Balzers versuchte den Rummel zu kapitalisieren; der Online-Fanshop ist in spanischer Sprache gehalten und umfasst ein einziges Produkt: das aktuelle Trikot («Jersey sostensible para una sensación corporal agradable»). Es kostet 60 Franken, der Versand nach Argentinien aber unangenehme 40 Franken – die Zollkosten noch nicht eingerechnet. Die Anzahl abgesetzter Trikots sei «nicht der Rede wert», sagt der Präsident Fredy Scherrer: «Der Hype ist ein bisschen verebbt.» Zum Cup-Final hat der Klub Fanartikel mitgebracht, die man auch dann erstehen kann, wenn man die Anmeldung für den Spanischkurs der Migros-Klubschule leider verpasst hat: Ein Schild verrät, dass ein Regenschirm 30 Franken kostet. Schirm, nicht Paraguas.

1185 Zuschauer wollen diesen Cup-Final sehen, weitere 25 zählt Youtube auf dem Livestream des Verbands, der im Rheinpark nur die Haupttribüne geöffnet hat. Die Veranstaltung sagt etwas aus über den Zustand des FC Vaduz, der sich seit einigen Jahren einem Sparkurs verschrieben hat und diesen geschickt als bodenständiges Bekenntnis zur Region verkauft. Die schwerreiche Fürstenfamilie könnte mit ihrem Milliardenvermögen mit Leichtigkeit einen ambitionierten Super-League-Klub alimentieren, doch ihr Interesse am Fussball scheint überschaubar.

Es wirkt so, als sei diese Indifferenz auf den Rest der Bevölkerung übergegangen, es interessiert sich fast niemand mehr für den FCV. Zu den 18 Challenge-League-Heimspielen in dieser Saison kamen insgesamt 24 000 Besucher. In der Super League waren es 2016/17 noch knapp 4000 Zuschauer pro Partie gewesen. Die Hoffnung auf europäische Exploits ist mittlerweile so etwas wie die einzige Raison d’être des Vereins, es hält ihn auch auf dem Transfermarkt halbwegs attraktiv.

Denn selbst in der Challenge League blickt der Klub auf eine enttäuschende Spielzeit zurück, der Rückstand auf den Aufsteiger Thun beträgt 18 Punkte. Der Trainer heisst Marc Schneider, ein jovialer Berner mit langer Vergangenheit als Verteidiger im FC Zürich. Schneider coacht den FCV seit Februar 2024. Und blieb dem Klub auch treu, als er im vergangenen Sommer den Servette FC hätte übernehmen können. Schneider sagte mit der Begründung ab, dass bereits Wunschtransfers realisiert worden seien und die Familie erst gerade den Wohnort gewechselt habe.

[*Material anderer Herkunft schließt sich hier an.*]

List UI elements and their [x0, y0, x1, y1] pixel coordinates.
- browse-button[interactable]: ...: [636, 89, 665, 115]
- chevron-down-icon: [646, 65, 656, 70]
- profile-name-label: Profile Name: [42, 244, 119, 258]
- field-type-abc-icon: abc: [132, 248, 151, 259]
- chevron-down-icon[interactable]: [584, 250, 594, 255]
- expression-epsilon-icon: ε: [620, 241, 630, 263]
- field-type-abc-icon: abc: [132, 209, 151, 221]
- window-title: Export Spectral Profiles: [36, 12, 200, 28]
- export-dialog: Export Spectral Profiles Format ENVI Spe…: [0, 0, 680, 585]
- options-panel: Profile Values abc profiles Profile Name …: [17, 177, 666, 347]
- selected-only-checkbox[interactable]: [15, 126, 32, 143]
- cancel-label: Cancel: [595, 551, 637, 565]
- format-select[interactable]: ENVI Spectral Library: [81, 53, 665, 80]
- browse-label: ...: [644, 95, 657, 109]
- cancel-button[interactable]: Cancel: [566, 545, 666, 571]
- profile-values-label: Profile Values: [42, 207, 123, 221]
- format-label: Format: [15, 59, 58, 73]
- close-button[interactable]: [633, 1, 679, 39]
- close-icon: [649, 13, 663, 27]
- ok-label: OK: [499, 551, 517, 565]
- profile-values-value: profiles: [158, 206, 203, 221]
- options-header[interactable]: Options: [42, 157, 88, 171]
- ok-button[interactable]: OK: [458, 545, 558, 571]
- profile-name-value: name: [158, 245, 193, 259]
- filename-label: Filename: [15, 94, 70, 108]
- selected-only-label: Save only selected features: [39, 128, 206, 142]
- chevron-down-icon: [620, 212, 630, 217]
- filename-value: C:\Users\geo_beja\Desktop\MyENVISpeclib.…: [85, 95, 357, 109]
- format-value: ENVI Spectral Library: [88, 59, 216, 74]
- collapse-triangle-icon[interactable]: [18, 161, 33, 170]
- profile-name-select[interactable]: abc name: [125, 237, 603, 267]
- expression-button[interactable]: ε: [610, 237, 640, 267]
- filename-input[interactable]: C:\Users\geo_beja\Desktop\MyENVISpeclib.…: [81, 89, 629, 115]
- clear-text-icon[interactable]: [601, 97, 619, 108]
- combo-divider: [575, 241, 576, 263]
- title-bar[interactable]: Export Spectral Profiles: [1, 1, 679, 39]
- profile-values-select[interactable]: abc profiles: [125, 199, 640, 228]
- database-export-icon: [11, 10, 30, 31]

Die zwiespältige Bilanz des Trainers Marc Schneider

So kommt es, dass Schneider immer noch in der Challenge League arbeitet, einer Liga, in der man in keiner Funktion reich wird. Daneben wirkt Schneider, 44, als Super-League-Experte bei SRF, es ist eine eigenwillige Konstellation: Am Samstag erklärt Schneider jeweils kenntnisreich, was in der höchsten Spielklasse weshalb geschieht, was Team X besser machen müsste. Und tags darauf verliert er mit Vaduz gegen Bellinzona, Nyon und Stade Lausanne-Ouchy.

Aber immerhin liefert Schneider im TV verdankenswerterweise aufschlussreichere Analysen als kürzlich in der Lokalzeitung «Vaterland». Als er vor einem Duell mit dem FC Schaffhausen zu dessen neuem Trainer Hakan Yakin befragt wurde, diktierte Schneider dem Journalisten diesen Satz: «Grundsätzlich ist er einer, der Fussball spielen lässt.»

Am Dienstagabend steht er mit ernster Miene und der vom Sportminister überreichten Goldmedaille um den Hals auf dem Rasen des verwaisten Stadions und sagt, die erste Halbzeit habe ihm zu denken gegeben. Die Mannschaft sei «im Kopf nicht bereit gewesen», obwohl er «vor der Qualität von Balzers» gewarnt habe.

Schneider bleibt genügend Zeit für eine gründliche Analyse. Auf die Feierabend-Kicker des FC Balzers dagegen wartet wieder der Berufsalltag.